The Mandela family is large and complex, making it hard to reach agreement anyway. Nelson Mandela has been married three times. He has six children, 17 grandchildren and 14 great-grandchildren.

He was first married in 1944, to Evelyn. They had four children together, but a daughter died in infancy, a son was killed in a car accident when he was 24 and another son was killed by Aids-related illnesses when he was 55.

They were buried in Qunu but were moved two years ago, to the village 13 miles away where Mr Mandela was born, called Mvezo.

This is the power base for Mandla, the eldest grandson, whose father's body is among those under dispute. He has been involved in the development of the village as a tourist attraction and appears to have moved the bodies in the hope that Mr Mandela would want to be buried with them in Mvezo.

However, other members of the family remain adamant that the remains should be in Qunu. So although he is now the family patriarch, Mandla was summoned to a meeting in Qunu on Tuesday with relatives and tribal elders. It was called by his aunt Makaziwe, the only surviving child of Mr Mandela's first marriage. Makaziwe has sought to take a lead within the family in recent times. Makaziwe, her children and grandchildren and those of her siblings are known in Mandela circles as the First Family.

But Nelson Mandela married Winnie within months of getting divorced in 1958. They were together for 38 years and she bore him two daughters, Zindzi and Zenani.

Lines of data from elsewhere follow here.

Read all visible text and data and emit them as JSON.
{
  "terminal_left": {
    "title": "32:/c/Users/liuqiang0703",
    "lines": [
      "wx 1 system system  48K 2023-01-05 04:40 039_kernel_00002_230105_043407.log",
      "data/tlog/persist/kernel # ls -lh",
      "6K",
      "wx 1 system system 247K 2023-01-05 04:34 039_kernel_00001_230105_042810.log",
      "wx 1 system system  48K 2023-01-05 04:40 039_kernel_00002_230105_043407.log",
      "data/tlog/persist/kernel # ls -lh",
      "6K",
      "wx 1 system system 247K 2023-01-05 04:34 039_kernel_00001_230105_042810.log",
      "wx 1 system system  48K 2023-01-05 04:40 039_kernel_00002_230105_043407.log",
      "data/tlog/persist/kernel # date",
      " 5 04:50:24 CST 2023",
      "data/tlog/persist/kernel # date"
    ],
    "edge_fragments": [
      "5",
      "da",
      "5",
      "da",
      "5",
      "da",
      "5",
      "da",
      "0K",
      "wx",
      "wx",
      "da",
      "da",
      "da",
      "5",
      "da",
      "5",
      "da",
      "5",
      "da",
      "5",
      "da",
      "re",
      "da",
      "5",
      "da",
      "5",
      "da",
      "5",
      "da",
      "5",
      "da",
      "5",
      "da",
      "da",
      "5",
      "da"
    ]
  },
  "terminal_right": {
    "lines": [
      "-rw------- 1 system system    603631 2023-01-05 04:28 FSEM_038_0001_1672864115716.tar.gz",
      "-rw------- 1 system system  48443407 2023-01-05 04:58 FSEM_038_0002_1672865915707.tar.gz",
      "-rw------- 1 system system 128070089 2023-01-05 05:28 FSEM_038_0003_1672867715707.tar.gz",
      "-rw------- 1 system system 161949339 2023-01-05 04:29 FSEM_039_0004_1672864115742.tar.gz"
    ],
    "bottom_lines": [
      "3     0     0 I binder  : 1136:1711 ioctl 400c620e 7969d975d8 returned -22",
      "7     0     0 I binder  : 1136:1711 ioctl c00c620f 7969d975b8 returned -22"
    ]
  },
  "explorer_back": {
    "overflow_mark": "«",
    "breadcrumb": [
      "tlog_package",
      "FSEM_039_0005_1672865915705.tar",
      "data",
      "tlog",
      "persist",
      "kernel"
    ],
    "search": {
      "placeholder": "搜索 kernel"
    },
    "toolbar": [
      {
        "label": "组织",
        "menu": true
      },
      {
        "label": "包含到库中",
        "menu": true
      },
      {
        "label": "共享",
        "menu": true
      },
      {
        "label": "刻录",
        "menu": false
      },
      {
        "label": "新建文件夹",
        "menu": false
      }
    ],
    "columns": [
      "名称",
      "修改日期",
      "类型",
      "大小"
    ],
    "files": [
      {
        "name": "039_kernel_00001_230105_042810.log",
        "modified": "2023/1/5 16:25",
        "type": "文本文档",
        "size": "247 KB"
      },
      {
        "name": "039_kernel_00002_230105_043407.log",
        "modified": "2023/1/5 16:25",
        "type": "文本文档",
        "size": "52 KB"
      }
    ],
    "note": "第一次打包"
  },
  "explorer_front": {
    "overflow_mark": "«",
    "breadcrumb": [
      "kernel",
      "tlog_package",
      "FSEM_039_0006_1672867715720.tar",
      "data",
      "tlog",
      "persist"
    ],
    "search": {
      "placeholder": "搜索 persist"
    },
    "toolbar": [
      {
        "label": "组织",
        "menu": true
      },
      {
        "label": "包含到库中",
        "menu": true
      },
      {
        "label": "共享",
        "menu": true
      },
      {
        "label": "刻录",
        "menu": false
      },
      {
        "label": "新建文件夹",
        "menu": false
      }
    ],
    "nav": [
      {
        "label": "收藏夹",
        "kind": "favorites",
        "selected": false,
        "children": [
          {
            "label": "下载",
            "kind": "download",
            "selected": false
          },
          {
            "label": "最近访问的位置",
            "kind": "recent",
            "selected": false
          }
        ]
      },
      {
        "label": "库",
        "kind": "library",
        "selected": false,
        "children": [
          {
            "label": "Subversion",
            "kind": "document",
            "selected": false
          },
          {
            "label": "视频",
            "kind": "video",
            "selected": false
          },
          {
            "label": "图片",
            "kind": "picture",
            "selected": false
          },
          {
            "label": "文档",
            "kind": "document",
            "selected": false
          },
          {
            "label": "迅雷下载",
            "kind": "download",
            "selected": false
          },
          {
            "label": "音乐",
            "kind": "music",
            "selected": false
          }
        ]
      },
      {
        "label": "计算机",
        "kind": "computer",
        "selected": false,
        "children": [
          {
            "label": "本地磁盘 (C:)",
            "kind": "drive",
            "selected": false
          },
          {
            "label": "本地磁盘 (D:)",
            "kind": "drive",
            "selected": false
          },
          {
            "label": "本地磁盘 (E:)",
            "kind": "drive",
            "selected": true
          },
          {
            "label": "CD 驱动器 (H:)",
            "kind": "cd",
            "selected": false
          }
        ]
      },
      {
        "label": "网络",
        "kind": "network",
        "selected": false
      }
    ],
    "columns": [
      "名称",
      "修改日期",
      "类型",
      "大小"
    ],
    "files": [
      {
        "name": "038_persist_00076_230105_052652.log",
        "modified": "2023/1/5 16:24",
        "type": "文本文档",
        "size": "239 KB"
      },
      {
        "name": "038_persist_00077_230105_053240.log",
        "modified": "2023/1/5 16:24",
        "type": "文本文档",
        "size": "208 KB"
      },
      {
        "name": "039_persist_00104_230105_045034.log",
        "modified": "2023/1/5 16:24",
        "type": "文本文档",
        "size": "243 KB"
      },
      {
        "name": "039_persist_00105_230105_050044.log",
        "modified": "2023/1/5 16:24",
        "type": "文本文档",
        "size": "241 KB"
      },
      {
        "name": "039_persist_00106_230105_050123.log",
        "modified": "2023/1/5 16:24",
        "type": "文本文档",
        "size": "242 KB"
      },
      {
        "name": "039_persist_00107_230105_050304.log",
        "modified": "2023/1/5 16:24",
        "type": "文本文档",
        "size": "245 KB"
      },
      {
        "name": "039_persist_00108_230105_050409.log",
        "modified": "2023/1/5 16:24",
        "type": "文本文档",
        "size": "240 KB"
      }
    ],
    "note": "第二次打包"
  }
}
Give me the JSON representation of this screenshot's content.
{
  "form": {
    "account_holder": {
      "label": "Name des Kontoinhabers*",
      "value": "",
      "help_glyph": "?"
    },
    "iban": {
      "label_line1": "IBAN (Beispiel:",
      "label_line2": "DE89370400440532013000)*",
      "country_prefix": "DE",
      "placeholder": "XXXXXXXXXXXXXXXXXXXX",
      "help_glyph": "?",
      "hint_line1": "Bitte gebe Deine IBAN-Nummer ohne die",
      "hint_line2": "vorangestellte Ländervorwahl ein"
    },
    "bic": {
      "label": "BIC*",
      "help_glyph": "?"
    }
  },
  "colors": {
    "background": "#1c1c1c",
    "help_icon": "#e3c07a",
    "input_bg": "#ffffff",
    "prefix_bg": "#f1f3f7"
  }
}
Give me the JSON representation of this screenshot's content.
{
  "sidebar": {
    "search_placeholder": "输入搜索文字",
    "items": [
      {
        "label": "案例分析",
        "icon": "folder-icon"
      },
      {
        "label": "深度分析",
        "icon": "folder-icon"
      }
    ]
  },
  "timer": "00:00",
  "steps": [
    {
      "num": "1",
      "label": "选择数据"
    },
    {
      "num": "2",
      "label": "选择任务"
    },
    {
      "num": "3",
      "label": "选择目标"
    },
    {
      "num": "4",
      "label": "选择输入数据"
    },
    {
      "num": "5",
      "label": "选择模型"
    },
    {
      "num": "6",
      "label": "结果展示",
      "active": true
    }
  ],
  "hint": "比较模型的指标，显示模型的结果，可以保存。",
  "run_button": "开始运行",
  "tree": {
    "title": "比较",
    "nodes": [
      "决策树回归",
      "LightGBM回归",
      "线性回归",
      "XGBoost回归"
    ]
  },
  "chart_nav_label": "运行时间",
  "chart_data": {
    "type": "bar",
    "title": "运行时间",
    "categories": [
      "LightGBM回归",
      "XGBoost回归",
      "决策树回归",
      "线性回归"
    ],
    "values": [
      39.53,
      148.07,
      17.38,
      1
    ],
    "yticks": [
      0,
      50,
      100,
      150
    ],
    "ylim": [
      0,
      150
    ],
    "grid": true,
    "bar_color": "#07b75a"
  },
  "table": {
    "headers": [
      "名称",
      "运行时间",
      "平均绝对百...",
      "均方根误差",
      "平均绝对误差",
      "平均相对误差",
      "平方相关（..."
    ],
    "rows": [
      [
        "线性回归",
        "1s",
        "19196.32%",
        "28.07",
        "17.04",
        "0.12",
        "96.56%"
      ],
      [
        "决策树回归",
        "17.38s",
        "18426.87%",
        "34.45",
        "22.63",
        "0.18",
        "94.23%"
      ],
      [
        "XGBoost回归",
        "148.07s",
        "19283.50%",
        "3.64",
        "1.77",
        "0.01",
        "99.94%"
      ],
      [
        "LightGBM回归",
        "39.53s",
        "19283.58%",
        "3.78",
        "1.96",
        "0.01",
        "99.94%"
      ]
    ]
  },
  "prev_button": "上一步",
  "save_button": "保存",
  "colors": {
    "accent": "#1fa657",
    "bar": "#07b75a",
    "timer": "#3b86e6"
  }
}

Zenani is South Africa's ambassador to Argentina and Paraguay, and has also been closely involved in the legal battles with her father's former advisers. Both daughters by Winnie are now in their 50s. Collectively, they and their offspring are known as the Second Family.

Opinionated and eloquent, Winnie reasserted her old position as the leading Mandela voice on Friday. Holding an impromptu conference outside the house she once shared with her former husband in Soweto, she thanked the international media for being there – in pointed contrast to the attack on the press by Makaziwe.

There had been a "great improvement" in Mr Mandela's health in recent days, although he remained critically ill, said Winnie. She reminded reporters that she was speaking "as the senior member of this family".

In contrast, little has been heard of Mr Mandela's third wife since he went into hospital, although she has been there with him throughout. He married again on his 80th birthday, to Graca Machel, the widow of the president of Mozambique.

She has stayed away from the TV cameras, preferring to release a statement earlier this month saying: "We have felt the closeness of the world and the deepest meaning of strength and peace."

If a decision is to be made, there is no impetus for it to happen while the dispute about the remains of family members continues.

Of course, they may have no say in the matter. At the age of 94, the patient could suddenly deteriorate, as he appeared to do last week.

Then, as Mandla Mandela has said, his grandfather's fate may well be in "the hands of the Almighty".